THE PRACTICE of geriatric medicine covers a surprising amount of ground. This includes general medicine, gerontology (the sciences of ageing), rehabilitation, palliative care and expertise in specific diseases of ageing, such as dementia and stroke, but our practice stretches us in other ways as well.
Many of our patients are compromised in expressing their wishes by dementia, so an interest in ethics goes with the territory. Indeed, much of the published Irish research in medical ethics stems from departments of geriatric medicine.
Yet I broached new territory last week when delivering on a request to talk about spirituality and health at the Eucharistic Congress. For me personally, I was reminded of the line in TS Eliot’s Four Quartets that “each venture is a new beginning, a raid on the inarticulate”.
I quickly realised that I was raiding not only my own inarticulacy but also an even deeper inarticulacy in the Irish medical profession.
Spirituality is internationally recognised as an important aspect of healthcare: the majority of US medical schools include a module on spirituality in the medical curriculum, and the General Medical Council in the UK has helpful guidance on personal beliefs and spirituality for patients and doctors alike.
Yet outside of palliative care, there is virtually nothing in the Irish medical literature, or that of the Irish Medical Council. Possibly as a counter-reaction to the unhealthy dominance of the Catholic Church on Irish intellectual life in Ireland until recent times, the atrocious mishandling of the child abuse scandals by senior church men and the frequently rancorous tenor of media discourse (some commentators remind me of the food critic in a TC Boyle story who has lost all her tastebuds and consequently gives every restaurant a drubbing), this is an area of medical practice defined by silence and absence of discussion.

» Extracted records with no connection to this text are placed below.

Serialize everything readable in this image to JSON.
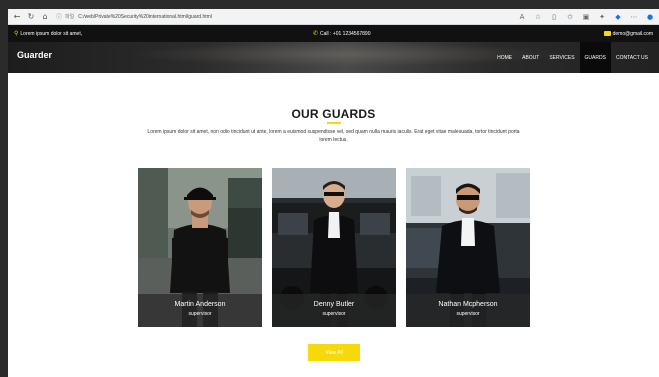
{
  "browser": {
    "info_icon": "info-icon",
    "security_label": "파일",
    "url": "C:/web/Private%20Security%20international.html/guard.html"
  },
  "topbar": {
    "address": "Lorem ipsum dolor sit amet,",
    "phone": "Call : +01 1234567890",
    "email": "demo@gmail.com"
  },
  "nav": {
    "brand": "Guarder",
    "items": [
      {
        "label": "HOME",
        "active": false
      },
      {
        "label": "ABOUT",
        "active": false
      },
      {
        "label": "SERVICES",
        "active": false
      },
      {
        "label": "GUARDS",
        "active": true
      },
      {
        "label": "CONTACT US",
        "active": false
      }
    ]
  },
  "section": {
    "title": "OUR GUARDS",
    "description": "Lorem ipsum dolor sit amet, non odio tincidunt ut ante, lorem a euismod suspendisse vel, sed quam nulla mauris iaculis. Erat eget vitae malesuada, tortor tincidunt porta lorem lectus."
  },
  "guards": [
    {
      "name": "Martin Anderson",
      "role": "supervisor"
    },
    {
      "name": "Denny Butler",
      "role": "supervisor"
    },
    {
      "name": "Nathan Mcpherson",
      "role": "supervisor"
    }
  ],
  "view_all_label": "View All",
  "colors": {
    "accent": "#f5d90a",
    "topbar_bg": "#111111",
    "active_nav_bg": "#0a0a0a"
  }
}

A victim of this is the understanding that spirituality is a broad concept applicable to those of all faiths and none, and that regardless of our own personal beliefs we need to develop ways to support expression of this aspect of our shared humanity in healthcare settings.
There are many definitions of spirituality, nearly all of which focus on meaning, hope, transcendence and a relationship with a higher being or force, such as nature or God.
Common among many accounts is the concept of communion – with self, others, nature, and for some, with a God.
In the preparation of my talk I learnt much from the international medical literature, and particularly innovative approaches such as the fascinating Dignity Therapy. But I equally learnt much from finding out what was going on in my own hospital.
Although aware of a pastoral presence, the formal linkages are few, and an interdenominational team is providing a remarkable service which deserves wider recognition.
No longer does one “call for the chaplain” in Tallaght hospital when patients are in extremis: the pastoral care team, lay and religious, pro-actively visit the wards and make contact with patients in the context of a listening and sympathetic ear, and on the basis of consent.
This welcome sense of access to all is consistent with a holistic vision of care, one which has a broader reach than predominantly for those who are near death.
From this first level of pastoral care, patients can then access the sacramental aspects as they wish.
For example, for Catholics, a thrice-weekly round by 70 volunteer ministers of the Eucharist is available to those who desire it, with a take-up of about two-thirds of the patients over the course of the year.
This two-stage approach – spiritual support for all and access to sacramental support for those who wish for it – provides a matrix within which healthcare workers can negotiate, particularly for those working in settings without the good fortune of having formal pastoral care, such as general practice.
Delivering these thoughts at the Congress itself was both stimulating and interesting, with a lively and critical audience.
The wider programme was fascinating, and I felt comfortable in a setting which included Mark Hederman’s entertaining and wise talk on James Joyce and Catholicism.
It is likely that good medical and nursing care in Ireland often incorporates unspoken pastoral elements, but we need to do better as Irish doctors in our research and education so as to develop a therapeutic articulacy and a better understanding of the appropriate framing of spiritual needs in healthcare.
Prof Des O’Neill is a consultant in geriatric and stroke medicine.